Confidence-Driven Multi-Scale Model Selection for Cost-Efficient Inference

A confidence-driven model selection strategy dynamically routes inference tasks to the smallest sufficient LLM by estimating both the model's knowledge likelihood and response accuracy, achieving large-model accuracy at significantly reduced cost.

Problem Statement

Deploying large LLMs incurs high computational and financial costs, yet smaller models often lack the capability to handle complex tasks reliably. Existing approaches either use a single fixed model (wasteful or insufficient) or require complex ensemble/distillation pipelines, leaving a gap for lightweight, dynamic multi-scale routing that works across both local deployments and commercial APIs.

Key Novelty

Dual-signal confidence estimation that jointly evaluates a model's likelihood of knowing the correct answer AND the probability that its generated response is accurate
Multi-scale cascading inference pipeline that dynamically delegates uncertain or complex queries to progressively larger models, avoiding unnecessary large-model calls
Demonstrated applicability to both open-weight multi-scale local inference and commercial API settings (GPT-4o), enabling broad real-world deployment scenarios

Evaluation Highlights

On MMLU benchmark, achieves accuracy comparable to the largest model while reducing computational costs by 20%–40% over always using the largest model
When applied to GPT-4o API calls, reduces token usage by approximately 60%, translating directly into cost savings for commercial API deployments

Signal Assessment

5/10 The paper presents a solid and practically useful contribution to inference-time efficiency, but the core idea of cascading/routing to larger models based on confidence is not entirely new; the novelty lies in the dual-signal confidence design and empirical validation on both local and API settings, making it a strong engineering contribution rather than a paradigm shift.

Methodology

Step 1 – Confidence Assessment: For a given input query, run inference on the smallest candidate model and compute two confidence signals: (a) the model's estimated probability of possessing correct knowledge for the task, and (b) the probability that the specific generated response is accurate.
Step 2 – Routing Decision: Compare the combined confidence estimate against a threshold; if confidence is sufficiently high, accept the small model's output; otherwise, escalate the query to the next larger model in the cascade.
Step 3 – Iterative Delegation: Repeat the confidence assessment and routing process at each scale level until either confidence exceeds the threshold or the largest available model is reached, ensuring reliability for hard cases while minimizing average compute.

System Components

Knowledge Likelihood Estimator

Evaluates whether the model is likely to possess the factual or reasoning knowledge required to answer the query correctly, acting as a prior confidence signal before generation.

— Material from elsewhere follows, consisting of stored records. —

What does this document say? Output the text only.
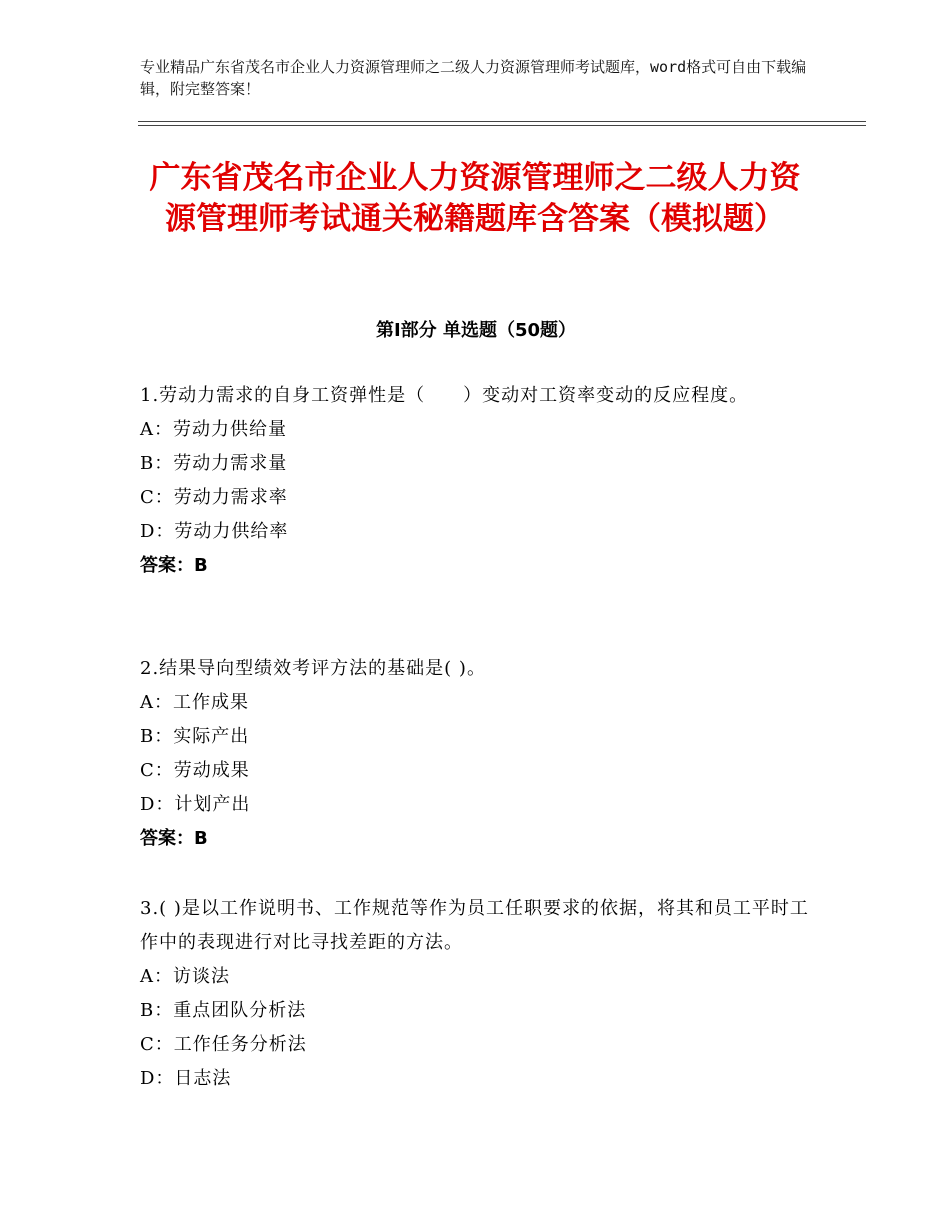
专业精品广东省茂名市企业人力资源管理师之二级人力资源管理师考试题库，word格式可自由下载编辑，附完整答案！
广东省茂名市企业人力资源管理师之二级人力资源管理师考试通关秘籍题库含答案（模拟题）
第Ⅰ部分 单选题（50题）
1.劳动力需求的自身工资弹性是（　　）变动对工资率变动的反应程度。
A：劳动力供给量
B：劳动力需求量
C：劳动力需求率
D：劳动力供给率
答案：B
2.结果导向型绩效考评方法的基础是( )。
A：工作成果
B：实际产出
C：劳动成果
D：计划产出
答案：B
3.( )是以工作说明书、工作规范等作为员工任职要求的依据，将其和员工平时工作中的表现进行对比寻找差距的方法。
A：访谈法
B：重点团队分析法
C：工作任务分析法
D：日志法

Response Accuracy Predictor

Assesses the probability that the model's actual generated response is correct, acting as a post-generation verification signal to catch overconfident but wrong outputs.

Multi-Scale Model Cascade

An ordered sequence of models from smallest to largest; queries are passed up the chain only when confidence thresholds are not met, minimizing average inference cost.

Routing Threshold Controller

A tunable decision boundary that balances the accuracy-cost trade-off by controlling how aggressively queries are escalated to larger models.

Results

Metric/Benchmark	Baseline (Largest Model Always)	This Paper (Cascade)	Delta
MMLU Accuracy	Largest model accuracy (~100% reference)	Comparable to largest model	Negligible accuracy loss
Computational Cost (Local)	100% (full large-model inference)	60%–80% of baseline	-20% to -40%
GPT-4o Token Usage (API)	100% (all queries to GPT-4o)	~40% of baseline	-60% token reduction

Key Takeaways

Practitioners can integrate confidence-based cascading into existing multi-model pipelines with minimal overhead, achieving large-model quality at substantially lower cost—especially valuable for high-volume production workloads.
The ~60% token reduction on GPT-4o API calls makes this approach highly attractive for cost-sensitive commercial applications, where API billing is a primary operational expense.
The dual-signal confidence design (knowledge likelihood + response accuracy) is more robust than single-signal approaches; ML engineers should consider both pre- and post-generation confidence when designing routing systems for edge or resource-constrained deployments.

Abstract

Large Language Models (LLMs) have revolutionized inference across diverse natural language tasks, with larger models performing better but at higher computational costs. We propose a confidence-driven strategy that dynamically selects the most suitable model based on confidence estimates. By assessing a model's confidence in handling the task and response accuracy, tasks that are likely to be solved correctly are retained, while more uncertain or complex cases are delegated to a larger model, ensuring reliability while minimizing computation. Specifically, we evaluate a model's likelihood of knowing the correct answer and the probability that its response is accurate. Experiments on the Massive Multitask Language Understanding (MMLU) benchmark show that our approach achieves accuracy comparable to the largest model while reducing computational costs by 20\% to 40\%. When applied to GPT-4o API calls, it reduces token usage by approximately 60\%, further improving cost efficiency. These findings indicate the potential of confidence-based model selection to enhance real-world LLM deployment, particularly in resource-constrained settings such as edge devices and commercial API applications.